Consumers need to protect their credit at all times.  The better someone's credit score is, the lower the cost to borrow money.  The lower the cost of borrowing, the more money the borrower gets to keep.  Credit reports are important for more than simply borrowing money.  Poor reports can affect job applications and apartment requests too.  Consumers who regularly review their credit reports can verify the information is correct, catch signs of identity theft and start the process to correct errors before a lender denies a loan or an employer passes on a job offer.

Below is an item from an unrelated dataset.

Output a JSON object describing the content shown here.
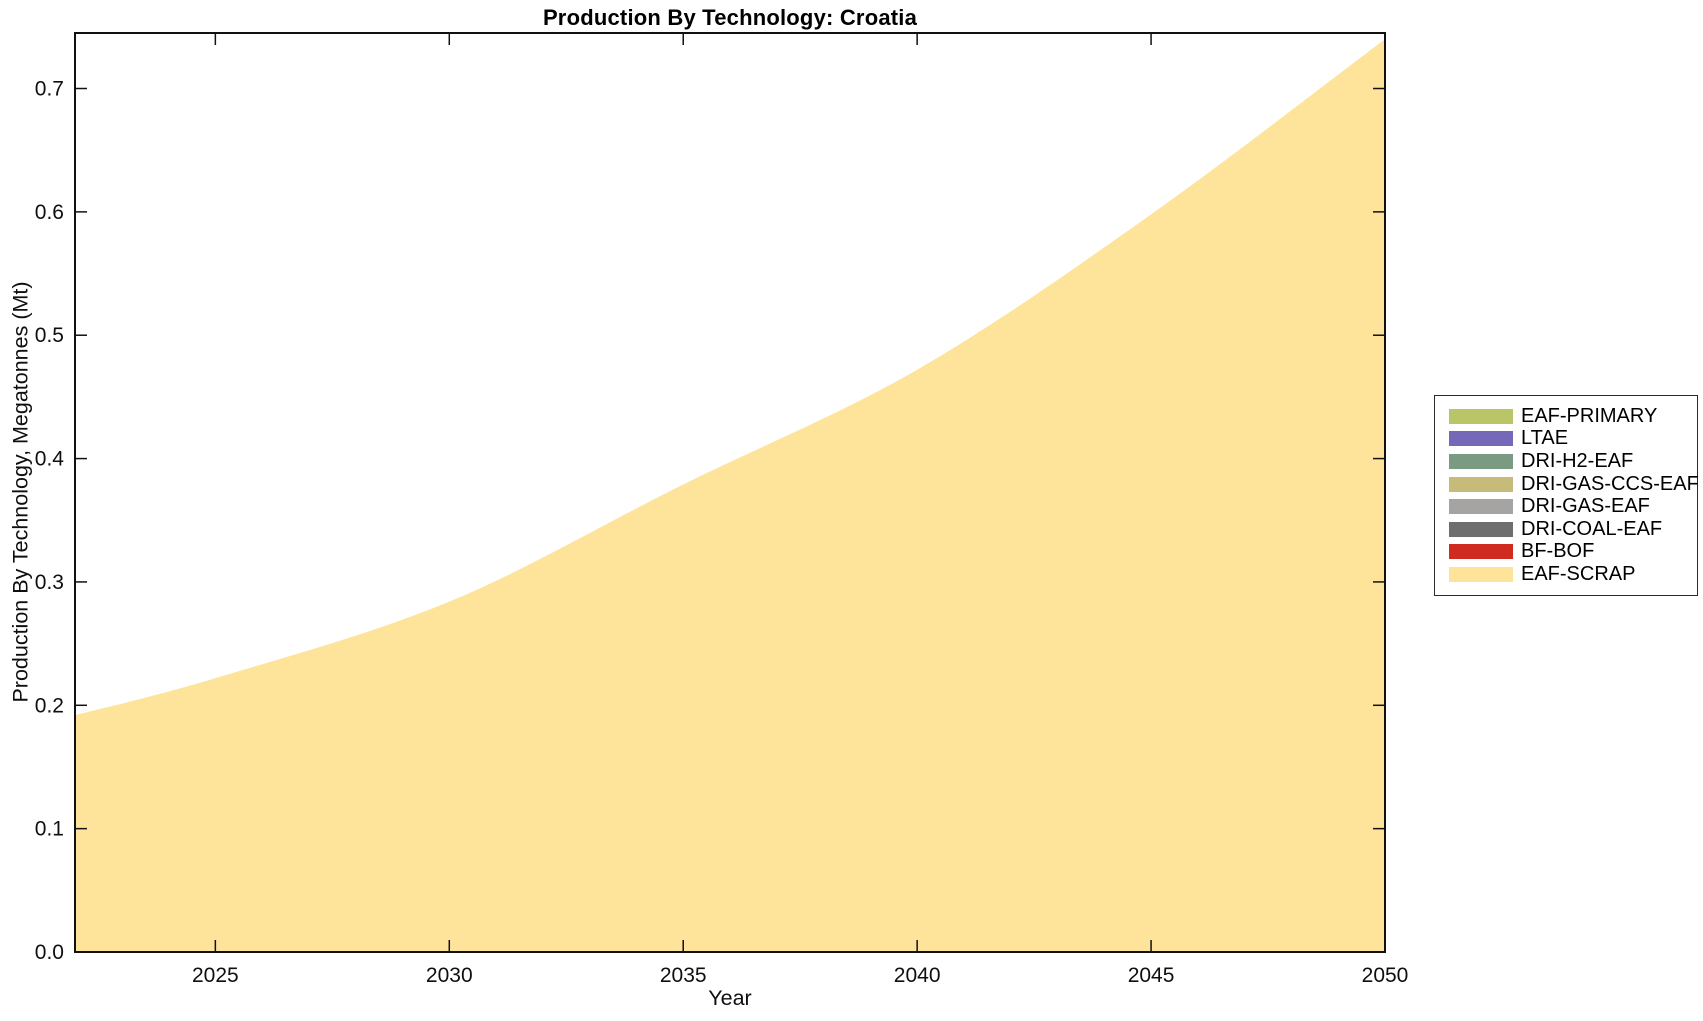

An easy step everyone can take to monitor their credit is to take advantage of the free credit reports available from the three major credit reporting agencies.  Reports from Equifax, Transunion and Experian are available at the Annual Credit Report Web site for no cost once per year.  Rather than request all three reports at the same time, I suggest rotating through the three agencies once every four months.  The process to request a report only takes a few minutes and by spreading out the requests, you minimize the gaps between checks and could catch a fraudulent account sooner.  The agencies do not share data, so an erroneous charge shown on one report might not be on the other.  In other words, don't expect that by checking one agency you are covered.

The reports do not follow a standard format from agency to agency, but the information is fairly simple to read on each report.  You should be sure that each account on your credit report is (or was) yours.  You can quickly scan through the lists to find any accounts that have been flagged for late payments or have been sent to collections.  If you find any incorrect information, contact the company that issued the account and contact the credit reporting agency to start the process of cleaning up the report.

More Credit Tips:

  • Equifax says, "It is a good idea to keep your oldest credit account open, as a high average account age generally demonstrates stability to lenders.  Also, especially if you have been managing credit for a short time, opening many new accounts will lower your average account age and may have a negative impact."
  • Experian points out, "When you marry, your credit report stays the same.  The only information on both spouses’ reports are joint accounts or those for which one spouse is an authorized user."
  • Collections are supposed to fall off your credit report after seven years.  Transunion says, "If your collection account is more than 7 years old, it should be removed from your credit report.  The best way to correct this is by contacting the credit bureaus and explaining the inaccuracy."